In general, most great white attacks occur in the autumn months. The reason for this is starting to become a little clearer after a study by a team of scientists from Stanford University and the Monterey Bay Aquarium was released last month. They discovered a “White Shark Cafe” in the middle of the Pacific Ocean halfway between the West Coast and Hawaii.
According to the study, every winter sharks off the coast of California and Mexico (known as northeastern Pacific whites, which are genetically different than any other great whites found around the world) migrate to an open-ocean zone approximately 1,200 nautical miles east of Hawaii. It’s here that the sharks feed in a region of the ocean known as the “mid-water,” diving to depths of 3,000 feet to hunt.
“The story of the white shark tells you that this area is vitally important in ways we never knew about," Salvador Jorgensen, a research scientist for the Monterey Bay Aquarium and one of the expedition’s leaders, told SF Gate. “They are telling us this incredible story about the mid-water, and there is this whole secret life that we need to know about.”

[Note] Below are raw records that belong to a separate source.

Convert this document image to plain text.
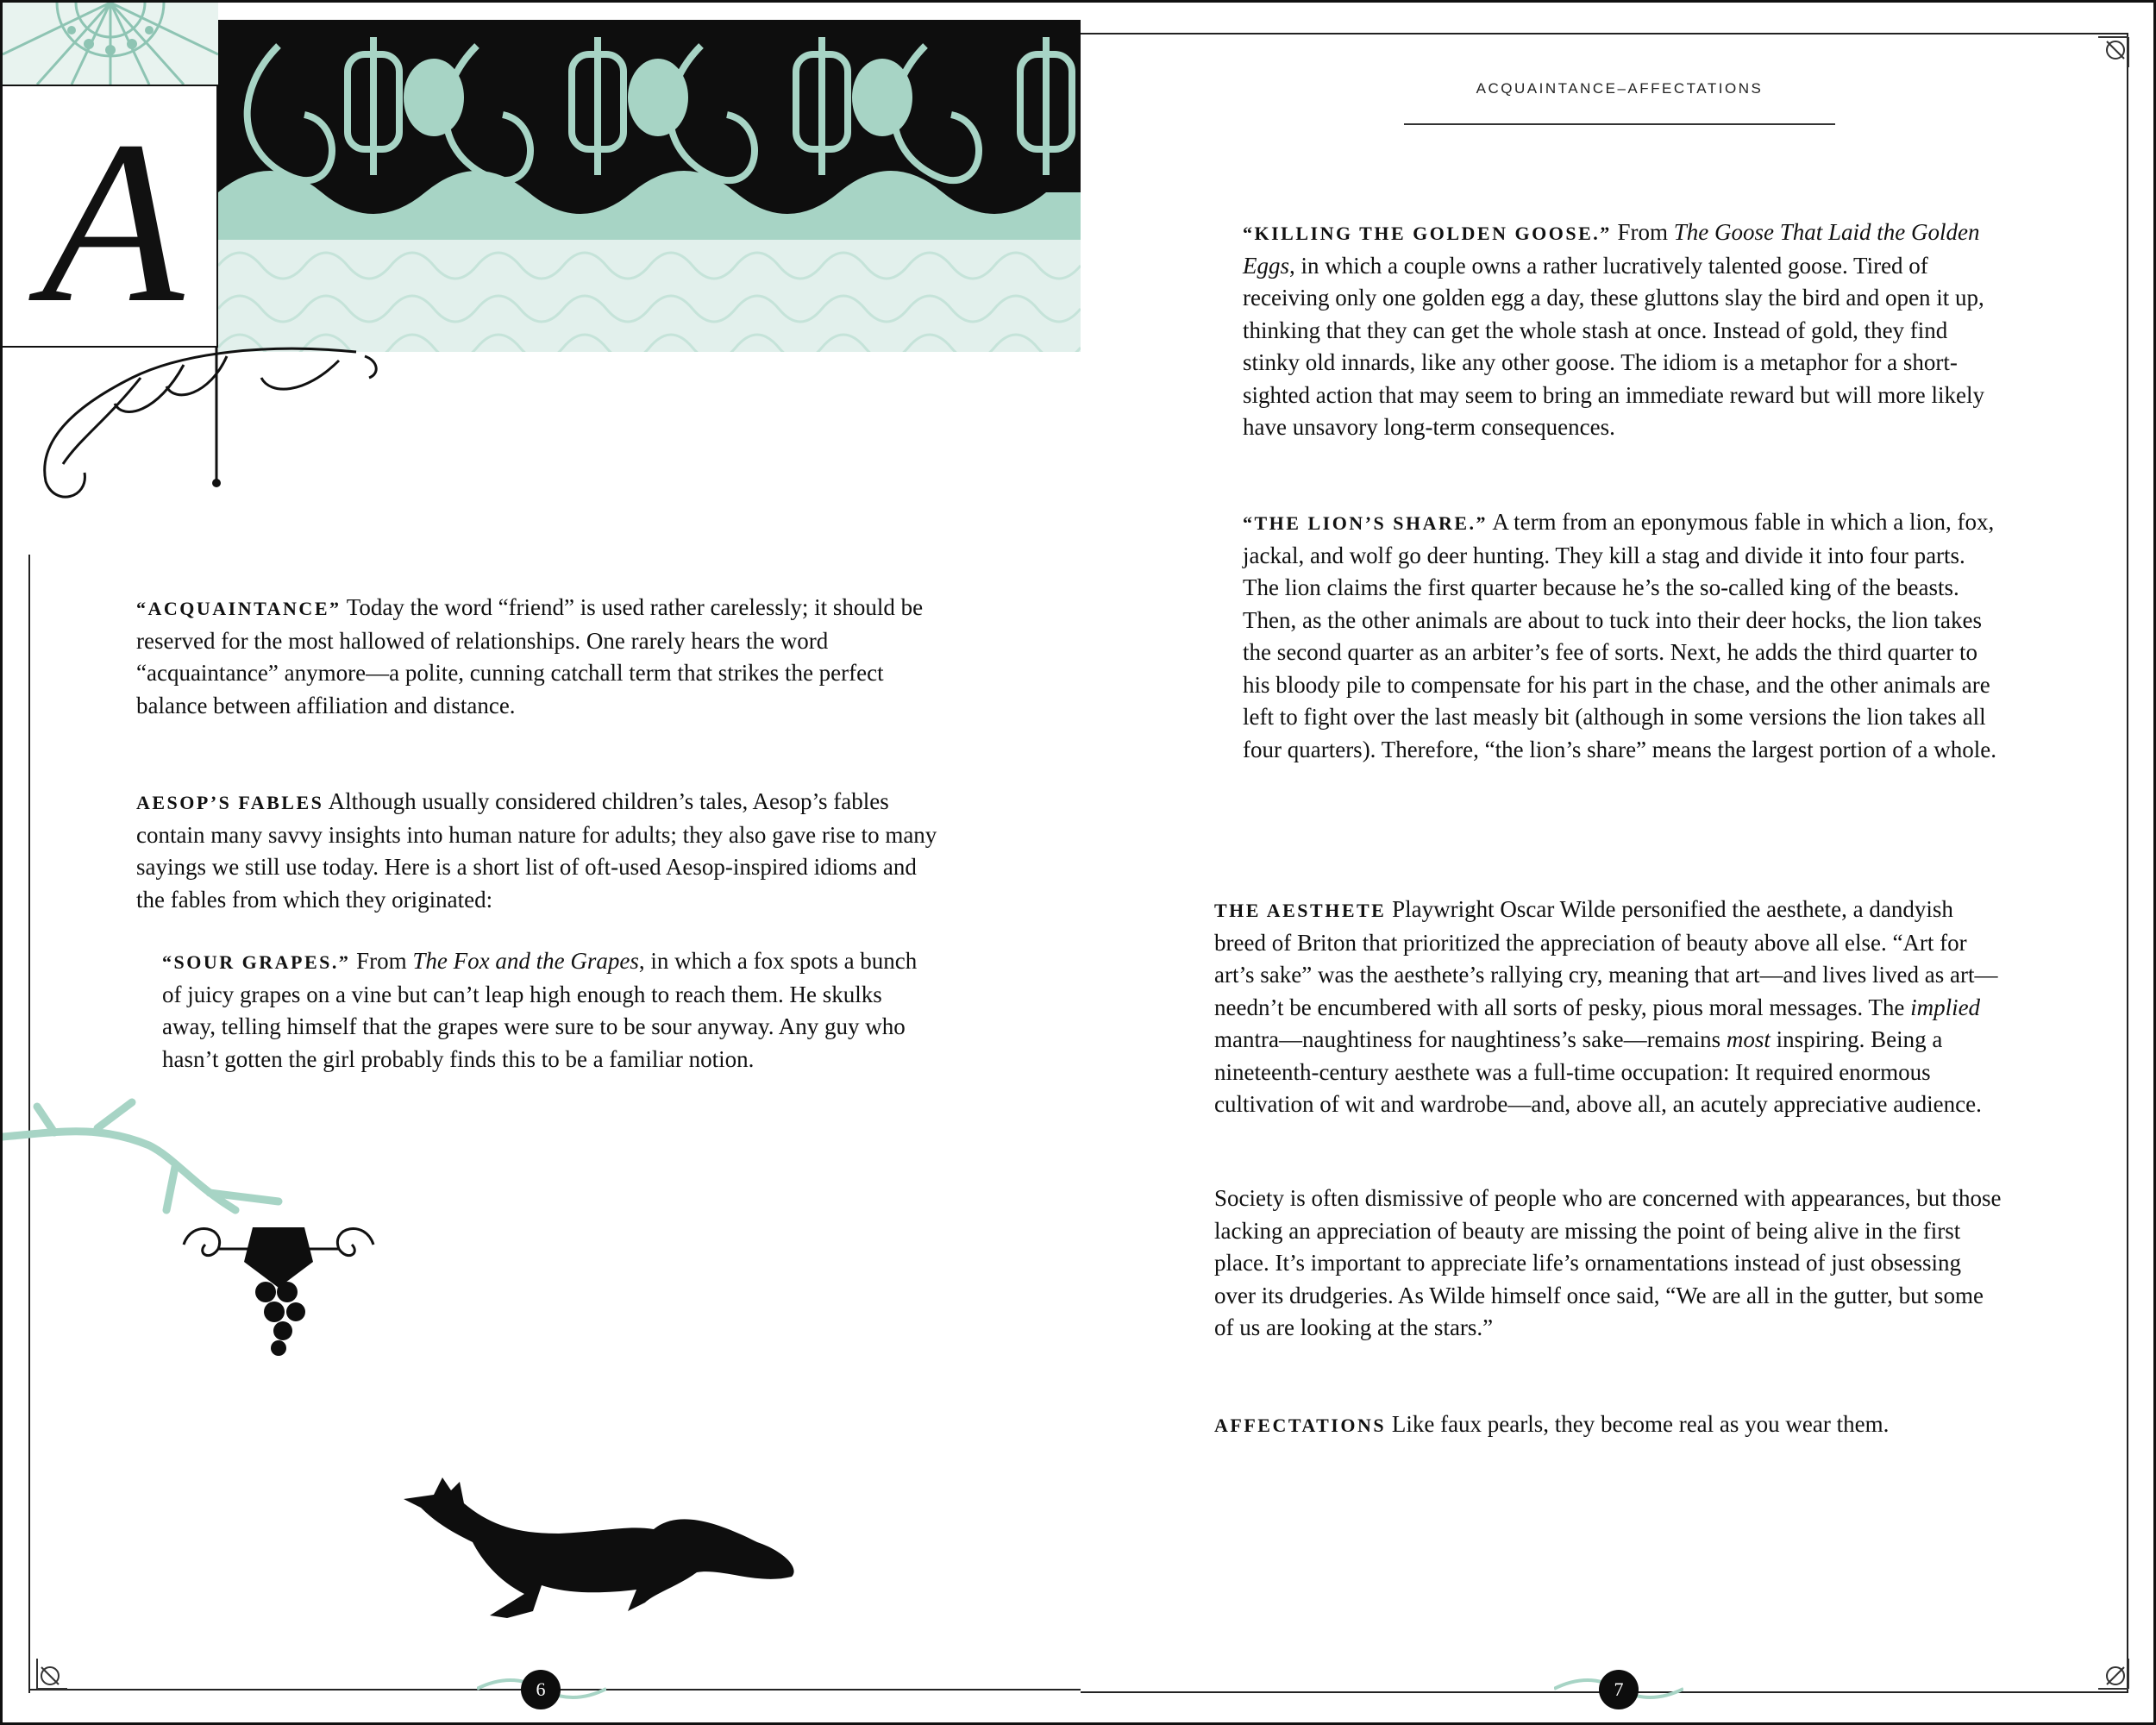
A
“ACQUAINTANCE” Today the word “friend” is used rather carelessly; it should be reserved for the most hallowed of relationships. One rarely hears the word “acquaintance” anymore—a polite, cunning catchall term that strikes the perfect balance between affiliation and distance.
AESOP’S FABLES Although usually considered children’s tales, Aesop’s fables contain many savvy insights into human nature for adults; they also gave rise to many sayings we still use today. Here is a short list of oft-used Aesop-inspired idioms and the fables from which they originated:
“SOUR GRAPES.” From The Fox and the Grapes, in which a fox spots a bunch of juicy grapes on a vine but can’t leap high enough to reach them. He skulks away, telling himself that the grapes were sure to be sour anyway. Any guy who hasn’t gotten the girl probably finds this to be a familiar notion.
6
ACQUAINTANCE–AFFECTATIONS
“KILLING THE GOLDEN GOOSE.” From The Goose That Laid the Golden Eggs, in which a couple owns a rather lucratively talented goose. Tired of receiving only one golden egg a day, these gluttons slay the bird and open it up, thinking that they can get the whole stash at once. Instead of gold, they find stinky old innards, like any other goose. The idiom is a metaphor for a short-sighted action that may seem to bring an immediate reward but will more likely have unsavory long-term consequences.
“THE LION’S SHARE.” A term from an eponymous fable in which a lion, fox, jackal, and wolf go deer hunting. They kill a stag and divide it into four parts. The lion claims the first quarter because he’s the so-called king of the beasts. Then, as the other animals are about to tuck into their deer hocks, the lion takes the second quarter as an arbiter’s fee of sorts. Next, he adds the third quarter to his bloody pile to compensate for his part in the chase, and the other animals are left to fight over the last measly bit (although in some versions the lion takes all four quarters). Therefore, “the lion’s share” means the largest portion of a whole.
THE AESTHETE Playwright Oscar Wilde personified the aesthete, a dandyish breed of Briton that prioritized the appreciation of beauty above all else. “Art for art’s sake” was the aesthete’s rallying cry, meaning that art—and lives lived as art—needn’t be encumbered with all sorts of pesky, pious moral messages. The implied mantra—naughtiness for naughtiness’s sake—remains most inspiring. Being a nineteenth-century aesthete was a full-time occupation: It required enormous cultivation of wit and wardrobe—and, above all, an acutely appreciative audience.
Society is often dismissive of people who are concerned with appearances, but those lacking an appreciation of beauty are missing the point of being alive in the first place. It’s important to appreciate life’s ornamentations instead of just obsessing over its drudgeries. As Wilde himself once said, “We are all in the gutter, but some of us are looking at the stars.”
AFFECTATIONS Like faux pearls, they become real as you wear them.
7
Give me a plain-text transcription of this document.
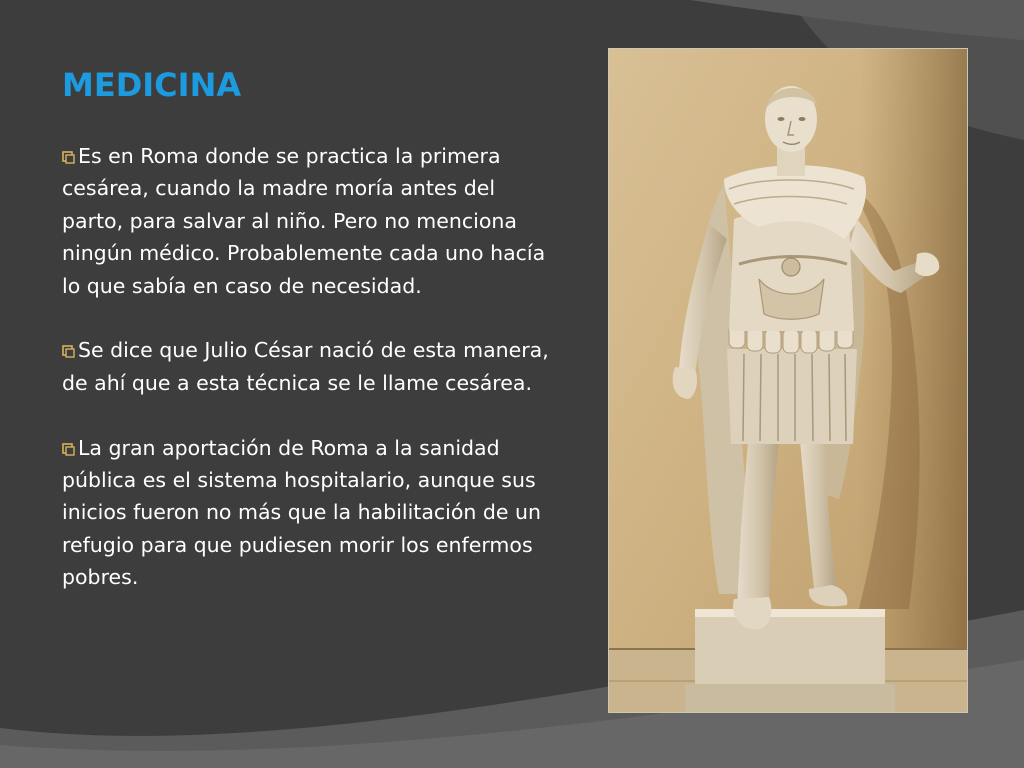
MEDICINA

Es en Roma donde se practica la primera cesárea, cuando la madre moría antes del parto, para salvar al niño. Pero no menciona ningún médico. Probablemente cada uno hacía lo que sabía en caso de necesidad.

Se dice que Julio César nació de esta manera, de ahí que a esta técnica se le llame cesárea.

La gran aportación de Roma a la sanidad pública es el sistema hospitalario, aunque sus inicios fueron no más que la habilitación de un refugio para que pudiesen morir los enfermos pobres.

In terms of how this discovery affects surfers, swimmers, divers and other oceangoers, it’s believed the sharks make their migration in December. They spend the months leading up to their journey feasting on sea lions, elephant seals and other high-calorie critters. They’re basically stockpiling the nutrition they’ll need to make the long swim. In the San Francisco Bay area there are an estimated 220 Great Whites feeding in the “Red Triangle” area of Farallon Islands, Año Nuevo, Drakes Bay and Bodega Head. (Guadalupe Island in Mexico is another shark-rich environment.)
The sharks will remain in this area from approximately December through April before returning back to the West Coast. If that data is accurate, it sure makes surfing in the winter a lot more appealing … as long as you can get over the cold.
The fact is, that despite fatal (and near-fatal) attacks in September, the ocean’s as safe as it’s ever been. Only eleven people have been killed by sharks off the California coast since 1952 when the first fatal attack was recorded. There’s just more people in the water.
Anytime you step off the sand and into the water you’re stepping into the food chain where humans aren’t the apex predator. A little vigilance in the lineup and heeding your intuition will serve you well. In other words, if it feels sharky, get out, come back and surf another day. Why add to the statistics and headlines if you don’t have to?